One of the reports August authored for Houle's office says renovations and luxury upgrades are strategies that financial firms sometimes use to maximize raising rents "in stronger markets facing gentrification pressures."
Renovations aren't a big part of Killam's business, Fraser said. The company will be lucky to renovate 400 units out of its portfolio of 19,000 this year because "the vacancy is so low," he said.
Killam's November management report also notes the company continues "to focus on renovations in order to maximize occupancy and rental growth," but that it spent less on renovations this year due partly to lower turnover. CAPREIT's statement said in 2022 the company "spent almost $6,000 per suite on ... investments for the safety and benefit of our residents."
Fraser disagrees with the idea that financialization and REITs contribute to the housing crisis, saying his company works with non-profit groups and is a provider of affordable housing in Halifax.
Three-quarters of the company's apartment units are being rented for less than $1,500 a month, he said in September. In addition, Killam has financing agreements with the Canada Mortgage and Housing Corporation in which it has committed to keeping rents for some units in two buildings in Dartmouth below the market rate for the duration of those agreements.
Meanwhile, during CAPREIT's August earnings call, CEO Mark Kenney said that in "dialogue" with the federal government "there's a real understanding now that it's not corporate landlords that are raising rents, it's a supply and demand problem that we have in the country."
CAPREIT's statement said more than half of the company's units have rents that meet the CMHC's definition of affordable housing.
Rental market share of REITs
Lovitt said REITs like Killam and CAPREIT are large individual players with a small overall footprint in Halifax.
In 2021, four REITs owned an estimated 11.9 per cent of all rental units in the municipality, based on analysis by CBC News using Canadian census data and the companies' public reports.
In February 2020, CAPREIT nearly doubled the number of units it owned in Halifax from 1,659 to 3,162, after acquiring properties in several areas of the municipality.
Fraser told CBC News that Killam has no influence on market rents.
"There's enough large entities out there that own 1,000 or 2,000 [rental units]," he said, and "they would be owning product that is newer and so their average rent would be well above ours."
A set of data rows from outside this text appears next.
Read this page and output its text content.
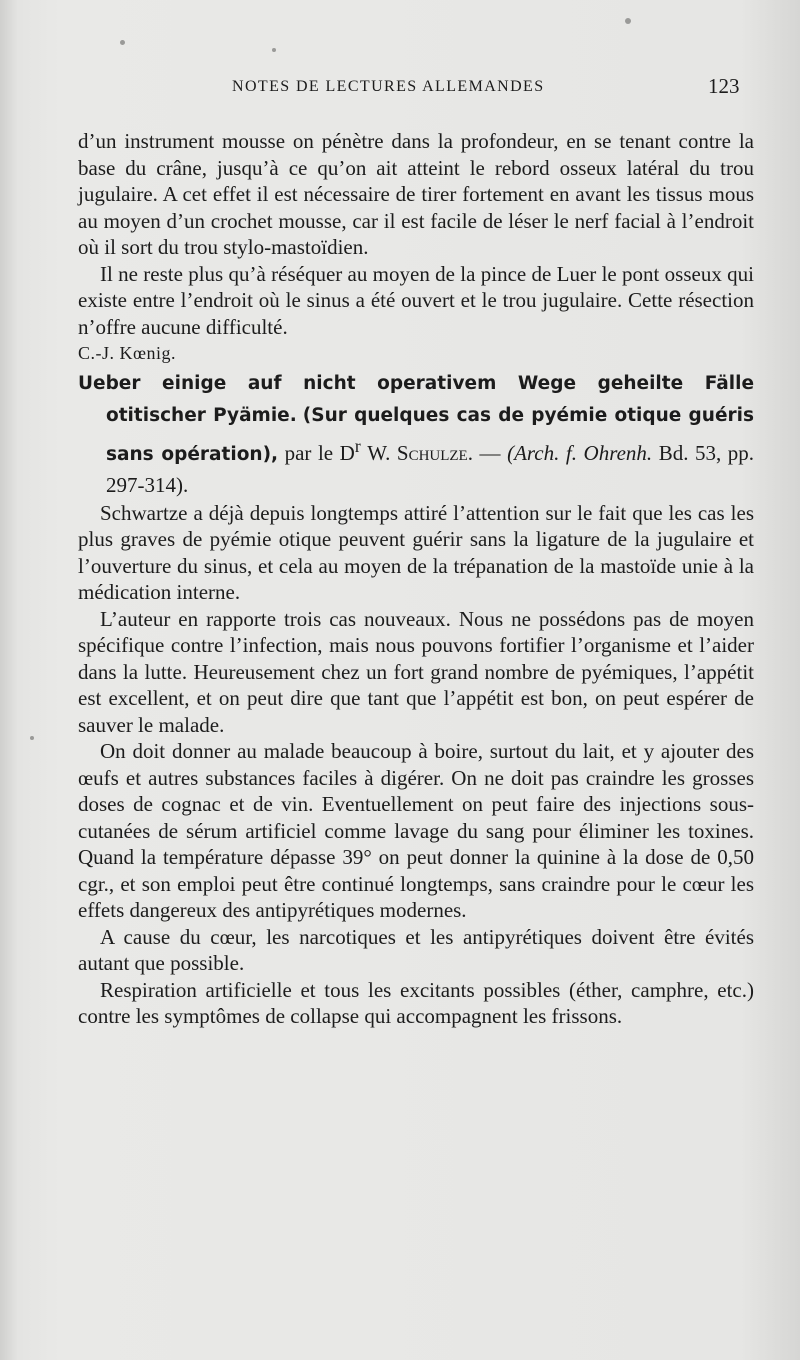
NOTES DE LECTURES ALLEMANDES	123

d’un instrument mousse on pénètre dans la profondeur, en se tenant contre la base du crâne, jusqu’à ce qu’on ait atteint le rebord osseux latéral du trou jugulaire. A cet effet il est nécessaire de tirer fortement en avant les tissus mous au moyen d’un crochet mousse, car il est facile de léser le nerf facial à l’endroit où il sort du trou stylo-mastoïdien.

Il ne reste plus qu’à réséquer au moyen de la pince de Luer le pont osseux qui existe entre l’endroit où le sinus a été ouvert et le trou jugulaire. Cette résection n’offre aucune difficulté.

C.-J. Kœnig.

Ueber einige auf nicht operativem Wege geheilte Fälle otitischer Pyämie. (Sur quelques cas de pyémie otique guéris sans opération), par le $D^r$ W. Schulze. — (Arch. f. Ohrenh. Bd. 53, pp. 297-314).

Schwartze a déjà depuis longtemps attiré l’attention sur le fait que les cas les plus graves de pyémie otique peuvent guérir sans la ligature de la jugulaire et l’ouverture du sinus, et cela au moyen de la trépanation de la mastoïde unie à la médication interne.

L’auteur en rapporte trois cas nouveaux. Nous ne possédons pas de moyen spécifique contre l’infection, mais nous pouvons fortifier l’organisme et l’aider dans la lutte. Heureusement chez un fort grand nombre de pyémiques, l’appétit est excellent, et on peut dire que tant que l’appétit est bon, on peut espérer de sauver le malade.

On doit donner au malade beaucoup à boire, surtout du lait, et y ajouter des œufs et autres substances faciles à digérer. On ne doit pas craindre les grosses doses de cognac et de vin. Eventuellement on peut faire des injections sous-cutanées de sérum artificiel comme lavage du sang pour éliminer les toxines. Quand la température dépasse 39° on peut donner la quinine à la dose de 0,50 cgr., et son emploi peut être continué longtemps, sans craindre pour le cœur les effets dangereux des antipyrétiques modernes.

A cause du cœur, les narcotiques et les antipyrétiques doivent être évités autant que possible.

Respiration artificielle et tous les excitants possibles (éther, camphre, etc.) contre les symptômes de collapse qui accompagnent les frissons.
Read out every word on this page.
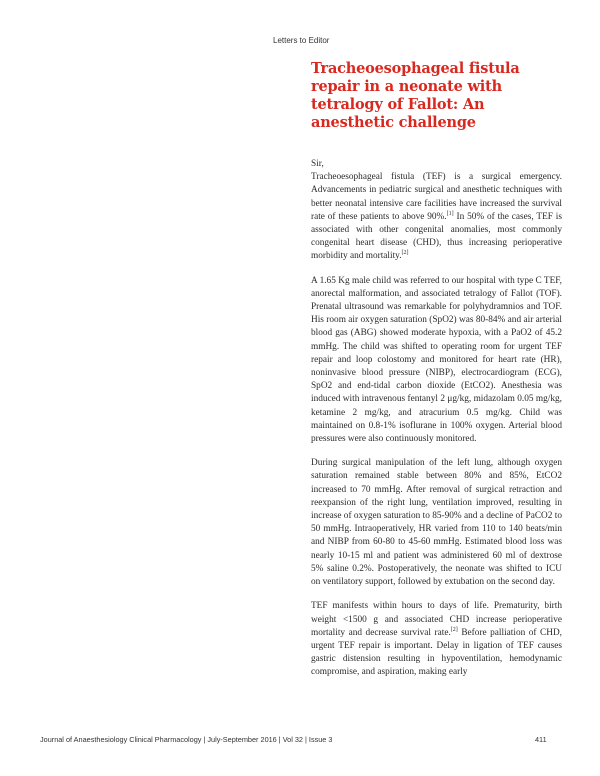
Letters to Editor
Tracheoesophageal fistula repair in a neonate with tetralogy of Fallot: An anesthetic challenge
Sir,

Tracheoesophageal fistula (TEF) is a surgical emergency. Advancements in pediatric surgical and anesthetic techniques with better neonatal intensive care facilities have increased the survival rate of these patients to above 90%.[1] In 50% of the cases, TEF is associated with other congenital anomalies, most commonly congenital heart disease (CHD), thus increasing perioperative morbidity and mortality.[2]

A 1.65 Kg male child was referred to our hospital with type C TEF, anorectal malformation, and associated tetralogy of Fallot (TOF). Prenatal ultrasound was remarkable for polyhydramnios and TOF. His room air oxygen saturation (SpO2) was 80-84% and air arterial blood gas (ABG) showed moderate hypoxia, with a PaO2 of 45.2 mmHg. The child was shifted to operating room for urgent TEF repair and loop colostomy and monitored for heart rate (HR), noninvasive blood pressure (NIBP), electrocardiogram (ECG), SpO2 and end-tidal carbon dioxide (EtCO2). Anesthesia was induced with intravenous fentanyl 2 μg/kg, midazolam 0.05 mg/kg, ketamine 2 mg/kg, and atracurium 0.5 mg/kg. Child was maintained on 0.8-1% isoflurane in 100% oxygen. Arterial blood pressures were also continuously monitored.

During surgical manipulation of the left lung, although oxygen saturation remained stable between 80% and 85%, EtCO2 increased to 70 mmHg. After removal of surgical retraction and reexpansion of the right lung, ventilation improved, resulting in increase of oxygen saturation to 85-90% and a decline of PaCO2 to 50 mmHg. Intraoperatively, HR varied from 110 to 140 beats/min and NIBP from 60-80 to 45-60 mmHg. Estimated blood loss was nearly 10-15 ml and patient was administered 60 ml of dextrose 5% saline 0.2%. Postoperatively, the neonate was shifted to ICU on ventilatory support, followed by extubation on the second day.

TEF manifests within hours to days of life. Prematurity, birth weight <1500 g and associated CHD increase perioperative mortality and decrease survival rate.[2] Before palliation of CHD, urgent TEF repair is important. Delay in ligation of TEF causes gastric distension resulting in hypoventilation, hemodynamic compromise, and aspiration, making early

Journal of Anaesthesiology Clinical Pharmacology | July-September 2016 | Vol 32 | Issue 3	411
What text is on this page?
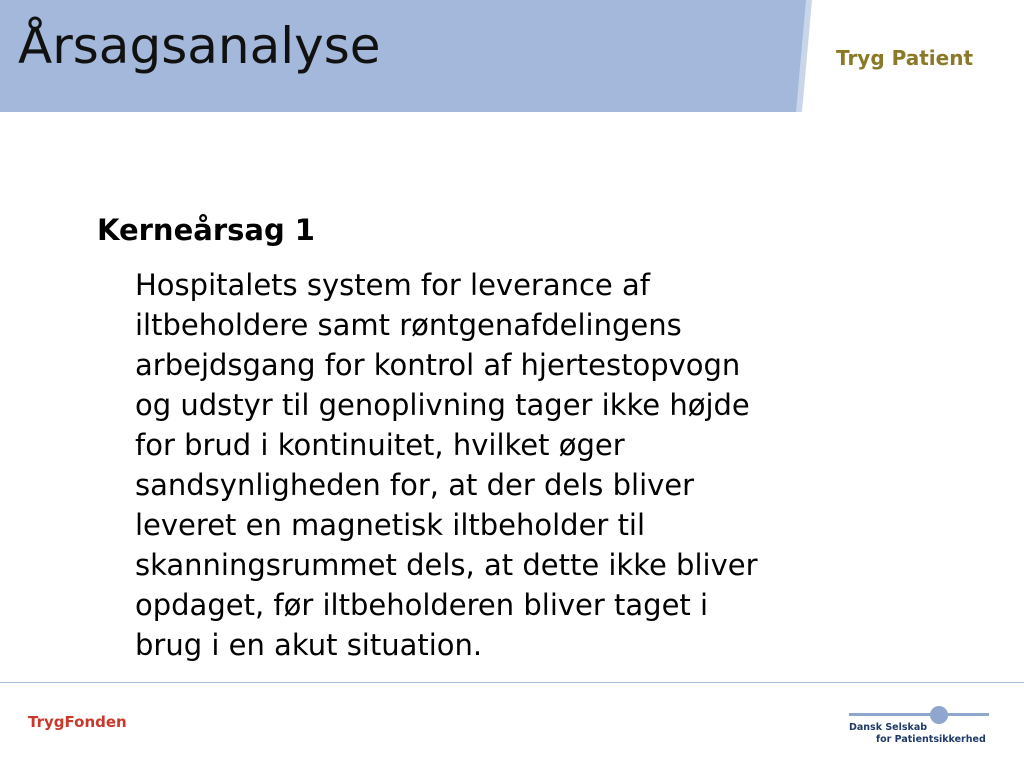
Årsagsanalyse	Tryg Patient
Kerneårsag 1
Hospitalets system for leverance af
iltbeholdere samt røntgenafdelingens
arbejdsgang for kontrol af hjertestopvogn
og udstyr til genoplivning tager ikke højde
for brud i kontinuitet, hvilket øger
sandsynligheden for, at der dels bliver
leveret en magnetisk iltbeholder til
skanningsrummet dels, at dette ikke bliver
opdaget, før iltbeholderen bliver taget i
brug i en akut situation.
TrygFonden	Dansk Selskab
for Patientsikkerhed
From Lovitt's perspective REITs aren't necessarily a cause of affordability issues. Instead, he said the companies are a highly visible symptom of current market conditions.
"It really seems to be that they [REITs] are being painted with the general broader criticisms of having an overreliance on a housing market that's driven by profit, to meet the needs of those that really can't be met by that type of system," he said.
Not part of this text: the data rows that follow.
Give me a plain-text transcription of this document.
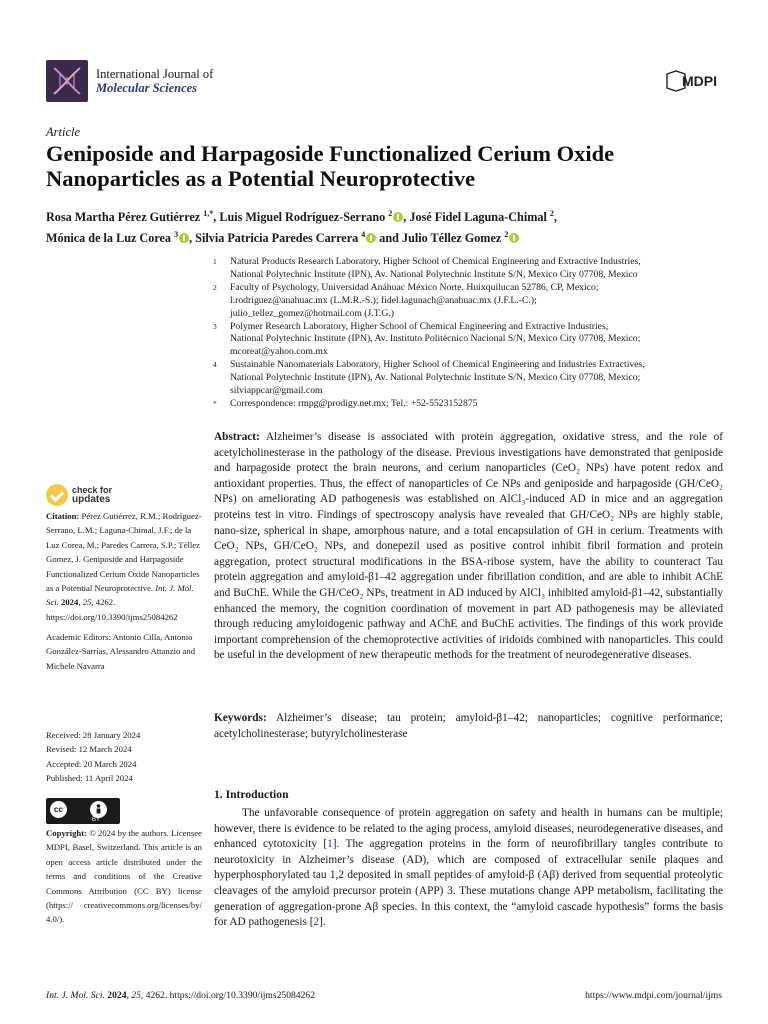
International Journal of
Molecular Sciences	MDPI
Article
Geniposide and Harpagoside Functionalized Cerium Oxide Nanoparticles as a Potential Neuroprotective
Rosa Martha Pérez Gutiérrez $^{1,*}$, Luis Miguel Rodríguez-Serrano $^2$ , José Fidel Laguna-Chimal $^2$,
Mónica de la Luz Corea $^3$ , Silvia Patricia Paredes Carrera $^4$ and Julio Téllez Gomez $^2$
1	Natural Products Research Laboratory, Higher School of Chemical Engineering and Extractive Industries,
National Polytechnic Institute (IPN), Av. National Polytechnic Institute S/N, Mexico City 07708, Mexico
2	Faculty of Psychology, Universidad Anáhuac México Norte, Huixquilucan 52786, CP, Mexico;
l.rodriguez@anahuac.mx (L.M.R.-S.); fidel.lagunach@anahuac.mx (J.F.L.-C.);
julio_tellez_gomez@hotmail.com (J.T.G.)
3	Polymer Research Laboratory, Higher School of Chemical Engineering and Extractive Industries,
National Polytechnic Institute (IPN), Av. Instituto Politécnico Nacional S/N, Mexico City 07708, Mexico;
mcoreat@yahoo.com.mx
4	Sustainable Nanomaterials Laboratory, Higher School of Chemical Engineering and Industries Extractives,
National Polytechnic Institute (IPN), Av. National Polytechnic Institute S/N, Mexico City 07708, Mexico;
silviappcar@gmail.com
*	Correspondence: rmpg@prodigy.net.mx; Tel.: +52-5523152875
Abstract: Alzheimer’s disease is associated with protein aggregation, oxidative stress, and the role of acetylcholinesterase in the pathology of the disease. Previous investigations have demonstrated that geniposide and harpagoside protect the brain neurons, and cerium nanoparticles (CeO₂ NPs) have potent redox and antioxidant properties. Thus, the effect of nanoparticles of Ce NPs and geniposide and harpagoside (GH/CeO₂ NPs) on ameliorating AD pathogenesis was established on AlCl₃-induced AD in mice and an aggregation proteins test in vitro. Findings of spectroscopy analysis have revealed that GH/CeO₂ NPs are highly stable, nano-size, spherical in shape, amorphous nature, and a total encapsulation of GH in cerium. Treatments with CeO₂ NPs, GH/CeO₂ NPs, and donepezil used as positive control inhibit fibril formation and protein aggregation, protect structural modifications in the BSA-ribose system, have the ability to counteract Tau protein aggregation and amyloid-β1–42 aggregation under fibrillation condition, and are able to inhibit AChE and BuChE. While the GH/CeO₂ NPs, treatment in AD induced by AlCl₃ inhibited amyloid-β1–42, substantially enhanced the memory, the cognition coordination of movement in part AD pathogenesis may be alleviated through reducing amyloidogenic pathway and AChE and BuChE activities. The findings of this work provide important comprehension of the chemoprotective activities of iridoids combined with nanoparticles. This could be useful in the development of new therapeutic methods for the treatment of neurodegenerative diseases.
Keywords: Alzheimer’s disease; tau protein; amyloid-β1–42; nanoparticles; cognitive performance; acetylcholinesterase; butyrylcholinesterase
check for
updates
Citation: Pérez Gutiérrez, R.M.; Rodríguez-Serrano, L.M.; Laguna-Chimal, J.F.; de la Luz Corea, M.; Paredes Carrera, S.P.; Téllez Gomez, J. Geniposide and Harpagoside Functionalized Cerium Oxide Nanoparticles as a Potential Neuroprotective. Int. J. Mol. Sci. 2024, 25, 4262. https://doi.org/10.3390/ijms25084262
Academic Editors: Antonio Cilla, Antonio González-Sarrías, Alessandro Attanzio and Michele Navarra
Received: 28 January 2024
Revised: 12 March 2024
Accepted: 20 March 2024
Published: 11 April 2024
cc
BY
Copyright: © 2024 by the authors. Licensee MDPI, Basel, Switzerland. This article is an open access article distributed under the terms and conditions of the Creative Commons Attribution (CC BY) license (https:// creativecommons.org/licenses/by/ 4.0/).
1. Introduction
The unfavorable consequence of protein aggregation on safety and health in humans can be multiple; however, there is evidence to be related to the aging process, amyloid diseases, neurodegenerative diseases, and enhanced cytotoxicity [1]. The aggregation proteins in the form of neurofibrillary tangles contribute to neurotoxicity in Alzheimer’s disease (AD), which are composed of extracellular senile plaques and hyperphosphorylated tau 1,2 deposited in small peptides of amyloid-β (Aβ) derived from sequential proteolytic cleavages of the amyloid precursor protein (APP) 3. These mutations change APP metabolism, facilitating the generation of aggregation-prone Aβ species. In this context, the “amyloid cascade hypothesis” forms the basis for AD pathogenesis [2].
Int. J. Mol. Sci. 2024, 25, 4262. https://doi.org/10.3390/ijms25084262	https://www.mdpi.com/journal/ijms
This issue of a lack of non-market housing is where CEOs, advocates and researchers find common ground. They point to public housing — something the province recently re-committed to for the first time in 30 years — as a solution for people who can't afford market rent.
Fraser said the private market is not sufficient to solve the housing crisis. "It needs everybody participating in the right way, trying to do their part."